How to Create a Completely Interactive Email Using Advanced Coding >


Every year we put lots of love into our holiday card at BrightWave—creating a greeting that shows off our email chops and also just puts a smile on the faces of clients and email friends alike. Not sure if you checked out this year’s work of kitsch-y genius, but we’ll just say it was no exception.

For the email, we went to the next level on the backend, creating interactivity right in the email. That’s right, folks, you click on various buttons and different tree trimmings animate right in the email.

The proof was definitely in the pudding: The email had a 43% action rate—a 25% increase over the previous year’s holiday email. This massive increase in interaction told us that the technique was as unique and engaging as we had hoped.

While creating interactivity in a website is a simple, well-documented process, we don’t have the same toolkit available to us as email developers. Which means getting very creative with our solutions at times. Read on to see how we pulled this off using checkbox interactivity and web-kit progressive enhancement.

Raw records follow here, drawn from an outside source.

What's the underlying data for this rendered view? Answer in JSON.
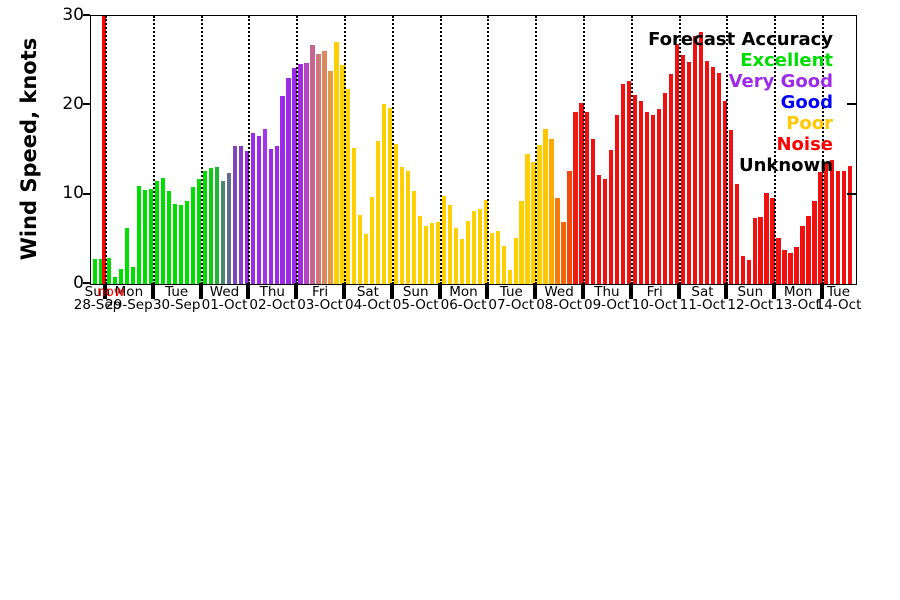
{
  "chart_data": {
    "type": "bar",
    "title": "",
    "ylabel": "Wind Speed, knots",
    "xlabel": "",
    "ylim": [
      0,
      30
    ],
    "yticks": [
      0,
      10,
      20,
      30
    ],
    "grid": "vertical dotted lines at each day boundary",
    "legend_position": "top-right inside plot, text-only right-aligned",
    "legend": {
      "title": "Forecast Accuracy",
      "title_color": "#000000",
      "entries": [
        {
          "label": "Excellent",
          "color": "#00dd00"
        },
        {
          "label": "Very Good",
          "color": "#9b2be8"
        },
        {
          "label": "Good",
          "color": "#0000ff"
        },
        {
          "label": "Poor",
          "color": "#ffc800"
        },
        {
          "label": "Noise",
          "color": "#ff0000"
        },
        {
          "label": "Unknown",
          "color": "#000000"
        }
      ]
    },
    "now_marker": {
      "label": "now",
      "color": "#ff0000",
      "at": "29-Sep 00:00"
    },
    "bar_interval_hours": 3,
    "days": [
      {
        "day": "Sun",
        "date": "28-Sep",
        "values": [
          2.8,
          2.8
        ],
        "colors": [
          "#00dd00",
          "#00dd00"
        ]
      },
      {
        "day": "Mon",
        "date": "29-Sep",
        "values": [
          2.9,
          0.8,
          1.7,
          6.3,
          1.9,
          11.0,
          10.5,
          10.6
        ],
        "colors": [
          "#00dd00",
          "#00dd00",
          "#00dd00",
          "#00dd00",
          "#00dd00",
          "#00dd00",
          "#00dd00",
          "#00dd00"
        ]
      },
      {
        "day": "Tue",
        "date": "30-Sep",
        "values": [
          11.5,
          11.9,
          10.4,
          9.0,
          8.8,
          9.3,
          10.9,
          11.7
        ],
        "colors": [
          "#00dd00",
          "#00dd00",
          "#00dd00",
          "#00dd00",
          "#00dd00",
          "#00dd00",
          "#00dd00",
          "#00dd00"
        ]
      },
      {
        "day": "Wed",
        "date": "01-Oct",
        "values": [
          12.7,
          13.0,
          13.1,
          11.5,
          12.4,
          15.4,
          15.4,
          14.9
        ],
        "colors": [
          "#00dd00",
          "#10ca18",
          "#20b730",
          "#48886c",
          "#606c90",
          "#8046c0",
          "#883ccc",
          "#9829e4"
        ]
      },
      {
        "day": "Thu",
        "date": "02-Oct",
        "values": [
          16.9,
          16.6,
          17.4,
          15.1,
          15.5,
          21.0,
          23.1,
          24.2
        ],
        "colors": [
          "#9b2be8",
          "#9b2be8",
          "#a335ec",
          "#9b2be8",
          "#9b2be8",
          "#9b2be8",
          "#9b2be8",
          "#9b2be8"
        ]
      },
      {
        "day": "Fri",
        "date": "03-Oct",
        "values": [
          24.6,
          24.7,
          26.8,
          25.7,
          26.1,
          23.9,
          27.1,
          24.5
        ],
        "colors": [
          "#a129e2",
          "#b343c0",
          "#c66690",
          "#d07878",
          "#d98a60",
          "#e39b48",
          "#ffd000",
          "#ffd000"
        ]
      },
      {
        "day": "Sat",
        "date": "04-Oct",
        "values": [
          21.8,
          15.2,
          7.7,
          5.6,
          9.7,
          16.0,
          20.2,
          19.7
        ],
        "colors": [
          "#ffd000",
          "#ffd000",
          "#ffd000",
          "#ffd000",
          "#ffd000",
          "#ffd000",
          "#ffd000",
          "#ffd000"
        ]
      },
      {
        "day": "Sun",
        "date": "05-Oct",
        "values": [
          15.7,
          13.1,
          12.6,
          10.4,
          7.6,
          6.5,
          6.8,
          6.9
        ],
        "colors": [
          "#ffd000",
          "#ffd000",
          "#ffd000",
          "#ffd000",
          "#ffd000",
          "#ffd000",
          "#ffd000",
          "#ffd000"
        ]
      },
      {
        "day": "Mon",
        "date": "06-Oct",
        "values": [
          9.8,
          8.9,
          6.3,
          5.0,
          7.1,
          8.2,
          8.4,
          9.4
        ],
        "colors": [
          "#ffd000",
          "#ffd000",
          "#ffd000",
          "#ffd000",
          "#ffd000",
          "#ffd000",
          "#ffd000",
          "#ffd000"
        ]
      },
      {
        "day": "Tue",
        "date": "07-Oct",
        "values": [
          5.7,
          5.9,
          4.3,
          1.6,
          5.2,
          9.3,
          14.6,
          13.7
        ],
        "colors": [
          "#ffd000",
          "#ffd000",
          "#ffd000",
          "#ffd000",
          "#ffd000",
          "#ffd000",
          "#ffd000",
          "#ffd000"
        ]
      },
      {
        "day": "Wed",
        "date": "08-Oct",
        "values": [
          15.6,
          17.3,
          16.2,
          9.6,
          6.9,
          12.7,
          19.2,
          20.3
        ],
        "colors": [
          "#ffd000",
          "#fec601",
          "#fcaa03",
          "#f77a08",
          "#f66709",
          "#f34a0c",
          "#f01b10",
          "#f01010"
        ]
      },
      {
        "day": "Thu",
        "date": "09-Oct",
        "values": [
          19.3,
          16.2,
          12.2,
          11.7,
          15.0,
          18.9,
          22.4,
          22.7
        ],
        "colors": [
          "#f01010",
          "#f01010",
          "#f01010",
          "#f01010",
          "#f01010",
          "#f01010",
          "#f01010",
          "#f01010"
        ]
      },
      {
        "day": "Fri",
        "date": "10-Oct",
        "values": [
          21.2,
          20.5,
          19.2,
          18.9,
          19.6,
          21.4,
          23.5,
          26.9
        ],
        "colors": [
          "#f01010",
          "#f01010",
          "#f01010",
          "#f01010",
          "#f01010",
          "#f01010",
          "#f01010",
          "#f01010"
        ]
      },
      {
        "day": "Sat",
        "date": "11-Oct",
        "values": [
          25.6,
          24.8,
          27.8,
          28.2,
          25.0,
          24.3,
          23.6,
          20.5
        ],
        "colors": [
          "#f01010",
          "#f01010",
          "#f01010",
          "#f01010",
          "#f01010",
          "#f01010",
          "#f01010",
          "#f01010"
        ]
      },
      {
        "day": "Sun",
        "date": "12-Oct",
        "values": [
          17.2,
          11.2,
          3.1,
          2.7,
          7.4,
          7.5,
          10.2,
          9.6
        ],
        "colors": [
          "#f01010",
          "#f01010",
          "#f01010",
          "#f01010",
          "#f01010",
          "#f01010",
          "#f01010",
          "#f01010"
        ]
      },
      {
        "day": "Mon",
        "date": "13-Oct",
        "values": [
          5.2,
          3.8,
          3.5,
          4.1,
          6.5,
          7.6,
          9.3,
          12.5
        ],
        "colors": [
          "#f01010",
          "#f01010",
          "#f01010",
          "#f01010",
          "#f01010",
          "#f01010",
          "#f01010",
          "#f01010"
        ]
      },
      {
        "day": "Tue",
        "date": "14-Oct",
        "values": [
          13.6,
          13.9,
          12.6,
          12.6,
          13.2
        ],
        "colors": [
          "#f01010",
          "#f01010",
          "#f01010",
          "#f01010",
          "#f01010"
        ]
      }
    ]
  }
}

A Nod (& Sip) to Our Inspiration

We got pretty jazzed up when we saw this Pret a Manger email created by Jon Carey, Lead Front End Developer at bigdog, which used interactivity to trigger an animation, creating an eye-catching experience. Of course, we had to take a look under the hood—and keep the idea in our back pocket.  Turns out that the BrightWave holiday email would give us the perfect opportunity to try out this technique and add our own spin.

Checkboxes: They’re What’s on the Hamburger Menu

The first challenge to overcome was how to make a CSS style change occur when a user clicks an element in the email. The common approach is to use a Checkbox—a technique we’ve used for collapsible “hamburger” menus in email. When checked, this triggers a particular set of styles as defined in your CSS.  In this case, terribly tacky and awesome decorations animate on a tree.

We used a Pseudo Class (:checked) and a CSS Selector (~) to select another class to change the element’s style.  It looks something like this:

input#decoration-3:checked ~ .animated-bg { display: block; }

Fallbacks Can Be Fun, Too

Why is the checkbox technique most commonly used for hamburger menus? (And why do you suddenly feel like having a Checkers hamburger?) It’s because that type of menu is only displayed for mobile.  Mobile email apps have much better CSS and HTML support—particularly, iOS Mail and Android Mail App.

That’s great, but we needed this email to work across mobile and desktop email clients and apps.  Since that wasn’t possible, we added a little progressive enhancement—that is, fallback content for those email clients that didn’t support the interactive elements.

This was achieved using a media query to check for –web-kit/-moz CSS capability.

@media screen and (-webkit-min-device-pixel-ratio: 0), screen and ( min--moz-device-pixel-ratio: 0) { *A Whole Bunch of Styles* }

Here’s what those email clients got:

Screen Shot 2016-01-20 at 6.03.43 PM

Those who had a webkit or moz-capable email app or browser, got the interactively enhanced email. The nice thing about this approach is that we could use a whole host of CSS3 techniques without worrying that they might not be supported on some version of Outlook.

Looking to the (Interactive) Future

Since we worked out the kinks of this technique with our holiday send, we can’t wait to put it to use with our clients. The options are floating in our heads like so many sugarplums (75% off of course, since it is January now): Perhaps a slideshow that allows users to click through and engage at their own pace? Or an interactive “price guessing” game that allows a user to reveal what’s behind Door No. 1 or No. 2?